Lessons for asset issuers include implementing robust key management (e.g., multi-sigs), having proof-of-reserve oracles to pause systems if backing falls below circulating supply, and establishing minting limits (e.g., 5 million mints per hour) to prevent large-scale infinite mints. For integrated protocols, rigorous asset onboarding processes are crucial, including individual risk and smart contract assessments, and incrementally increasing credit lines in line with demand, rather than blindly supplying capital.
Vault curators, acting as on-chain hedge fund managers, also bear significant responsibility. While they aim to capture market opportunities, automatically supplying capital without checking underlying demand or market conditions is risky. The current incentive model, where curators are paid by fees on yield generated, can create a misalignment, potentially encouraging riskier strategies. This mirrors traditional finance fund management but lacks the oversight and transparency. While some vaults are marketed as low-risk or "core assets," the underlying complexities and potential for de-pegging events are often not transparent to depositors, highlighting the need for better risk rating systems and clearer labeling.

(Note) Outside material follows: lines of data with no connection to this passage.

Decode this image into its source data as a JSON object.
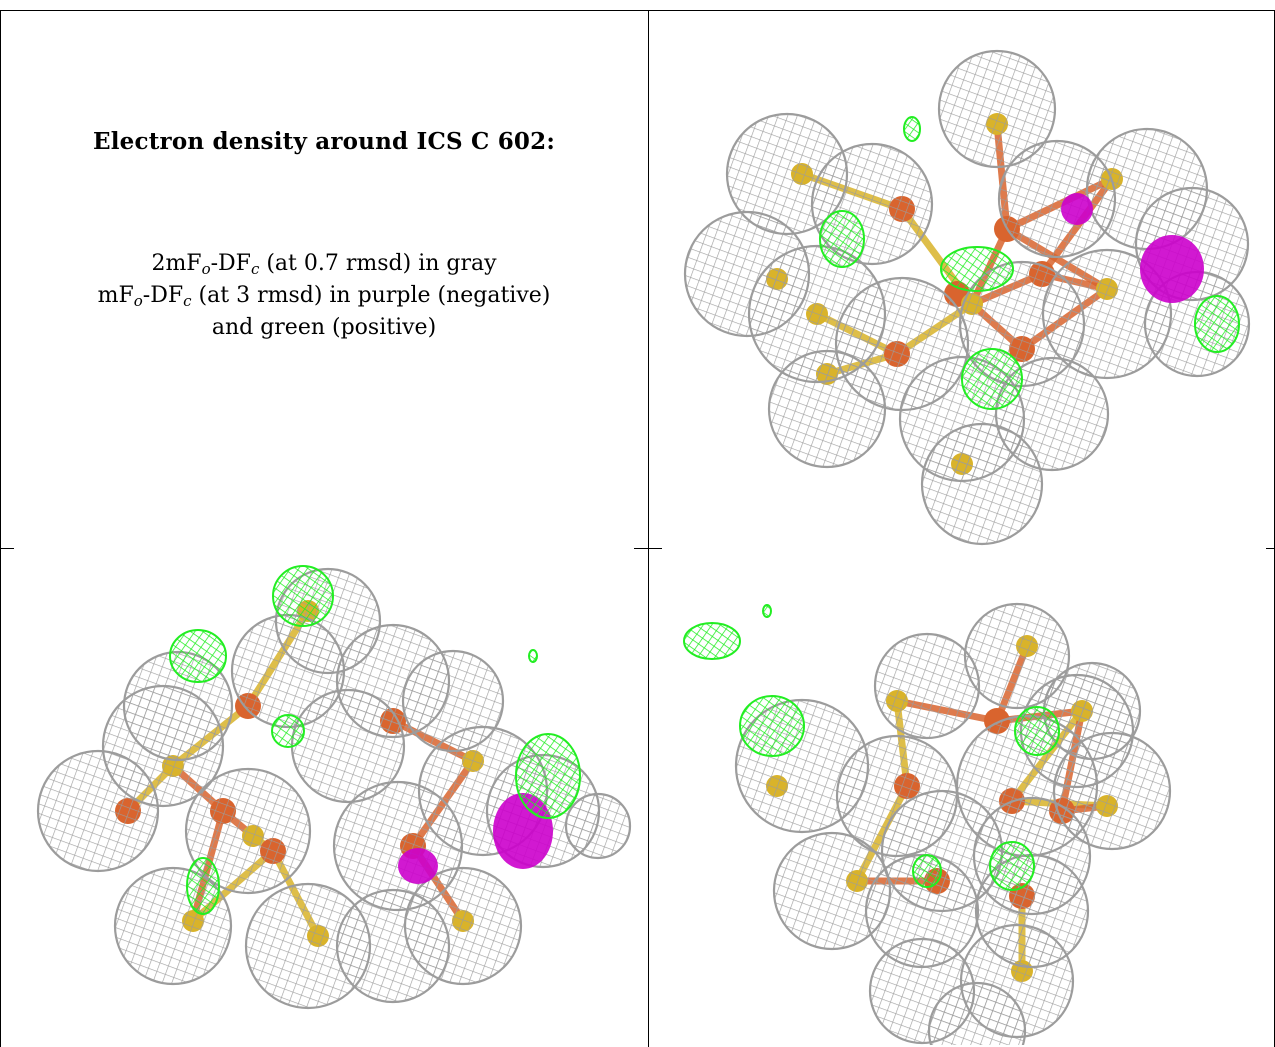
{
  "caption": {
    "title": "Electron density around ICS C 602:",
    "line1": {
      "pre": "2mF",
      "sub1": "o",
      "mid": "-DF",
      "sub2": "c",
      "post": " (at 0.7 rmsd) in gray"
    },
    "line2": {
      "pre": "mF",
      "sub1": "o",
      "mid": "-DF",
      "sub2": "c",
      "post": " (at 3 rmsd) in purple (negative)"
    },
    "line3": "and green (positive)"
  },
  "colors": {
    "mesh_gray": "#9c9c9c",
    "positive_green": "#22ee22",
    "negative_purple": "#cc00cc",
    "iron_orange": "#d9642e",
    "sulfur_yellow": "#d9b32a",
    "border": "#000000"
  },
  "panels": [
    {
      "id": "view-top-right",
      "spheres": [
        [
          345,
          95,
          58
        ],
        [
          135,
          160,
          60
        ],
        [
          220,
          190,
          60
        ],
        [
          405,
          185,
          58
        ],
        [
          495,
          175,
          60
        ],
        [
          540,
          230,
          56
        ],
        [
          95,
          260,
          62
        ],
        [
          165,
          300,
          68
        ],
        [
          250,
          330,
          66
        ],
        [
          370,
          310,
          62
        ],
        [
          455,
          300,
          64
        ],
        [
          545,
          310,
          52
        ],
        [
          175,
          395,
          58
        ],
        [
          310,
          405,
          62
        ],
        [
          400,
          400,
          56
        ],
        [
          330,
          470,
          60
        ]
      ],
      "iron": [
        [
          250,
          195
        ],
        [
          355,
          215
        ],
        [
          305,
          280
        ],
        [
          390,
          260
        ],
        [
          245,
          340
        ],
        [
          370,
          335
        ]
      ],
      "sulfur": [
        [
          150,
          160
        ],
        [
          345,
          110
        ],
        [
          460,
          165
        ],
        [
          125,
          265
        ],
        [
          165,
          300
        ],
        [
          455,
          275
        ],
        [
          175,
          360
        ],
        [
          310,
          450
        ],
        [
          320,
          290
        ]
      ],
      "green": [
        [
          190,
          225,
          22,
          28
        ],
        [
          325,
          255,
          36,
          22
        ],
        [
          340,
          365,
          30,
          30
        ],
        [
          565,
          310,
          22,
          28
        ],
        [
          260,
          115,
          8,
          12
        ]
      ],
      "purple": [
        [
          520,
          255,
          32,
          34
        ],
        [
          425,
          195,
          16,
          16
        ]
      ]
    },
    {
      "id": "view-bottom-left",
      "spheres": [
        [
          325,
          70,
          52
        ],
        [
          175,
          155,
          54
        ],
        [
          285,
          120,
          56
        ],
        [
          390,
          130,
          56
        ],
        [
          450,
          150,
          50
        ],
        [
          160,
          195,
          60
        ],
        [
          95,
          260,
          60
        ],
        [
          245,
          280,
          62
        ],
        [
          345,
          195,
          56
        ],
        [
          395,
          295,
          64
        ],
        [
          480,
          240,
          64
        ],
        [
          540,
          260,
          56
        ],
        [
          170,
          375,
          58
        ],
        [
          305,
          395,
          62
        ],
        [
          390,
          395,
          56
        ],
        [
          460,
          375,
          58
        ],
        [
          595,
          275,
          32
        ]
      ],
      "iron": [
        [
          245,
          155
        ],
        [
          390,
          170
        ],
        [
          270,
          300
        ],
        [
          410,
          295
        ],
        [
          125,
          260
        ],
        [
          220,
          260
        ]
      ],
      "sulfur": [
        [
          305,
          60
        ],
        [
          170,
          215
        ],
        [
          470,
          210
        ],
        [
          190,
          370
        ],
        [
          315,
          385
        ],
        [
          460,
          370
        ],
        [
          250,
          285
        ]
      ],
      "green": [
        [
          195,
          105,
          28,
          26
        ],
        [
          300,
          45,
          30,
          30
        ],
        [
          545,
          225,
          32,
          42
        ],
        [
          285,
          180,
          16,
          16
        ],
        [
          200,
          335,
          16,
          28
        ],
        [
          530,
          105,
          4,
          6
        ]
      ],
      "purple": [
        [
          520,
          280,
          30,
          38
        ],
        [
          415,
          315,
          20,
          18
        ]
      ]
    },
    {
      "id": "view-bottom-right",
      "spheres": [
        [
          365,
          105,
          52
        ],
        [
          275,
          135,
          52
        ],
        [
          440,
          160,
          48
        ],
        [
          425,
          180,
          56
        ],
        [
          150,
          215,
          66
        ],
        [
          245,
          245,
          60
        ],
        [
          375,
          235,
          70
        ],
        [
          460,
          240,
          58
        ],
        [
          290,
          300,
          60
        ],
        [
          380,
          305,
          58
        ],
        [
          180,
          340,
          58
        ],
        [
          270,
          360,
          56
        ],
        [
          380,
          360,
          56
        ],
        [
          365,
          430,
          56
        ],
        [
          270,
          440,
          52
        ],
        [
          325,
          480,
          48
        ]
      ],
      "iron": [
        [
          255,
          235
        ],
        [
          345,
          170
        ],
        [
          360,
          250
        ],
        [
          285,
          330
        ],
        [
          370,
          345
        ],
        [
          410,
          260
        ]
      ],
      "sulfur": [
        [
          375,
          95
        ],
        [
          125,
          235
        ],
        [
          245,
          150
        ],
        [
          455,
          255
        ],
        [
          205,
          330
        ],
        [
          370,
          420
        ],
        [
          430,
          160
        ]
      ],
      "green": [
        [
          120,
          175,
          32,
          30
        ],
        [
          60,
          90,
          28,
          18
        ],
        [
          385,
          180,
          22,
          24
        ],
        [
          360,
          315,
          22,
          24
        ],
        [
          275,
          320,
          14,
          16
        ],
        [
          115,
          60,
          4,
          6
        ]
      ],
      "purple": []
    }
  ]
}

The discussion also touches on the tension between managing risk and maintaining decentralization and immutability. Solutions like on-chain boundaries for oracle updates (requiring governance approval beyond certain thresholds) and time-locks for changes can offer a balance. While some prefer strict "code is law" immutability, most users desire transparent, accessible, and safe financial products, even if it means some level of dynamic adaptability.
Regarding Morpho's stance as a "permissionless platform" and "neutral infrastructure," while philosophically sound, it presents challenges. Users must navigate multiple layers of trust (Morpho, curators, vaults, underlying markets), making it harder to understand the overall risk. This contrasts with protocols like Aave, which have established, transparent processes and a strong track record. The current state is a "weird limbo" where Morpho is a known brand, but the actual risk is tied to less visible curators and their vault configurations. For DeFi to be ready for the mainstream and fintech integration, there needs to be a clearer, more cohesive product experience where users interact with a trusted brand that effectively manages the underlying complexities and risks.
Ultimately, while the technology is robust, the industry needs to mature in its operational practices and risk management. Exploits like the USR de-pegging are not new, and better solutions exist, but it's the responsibility of all players—asset issuers, lending protocols, and vault curators—to implement them.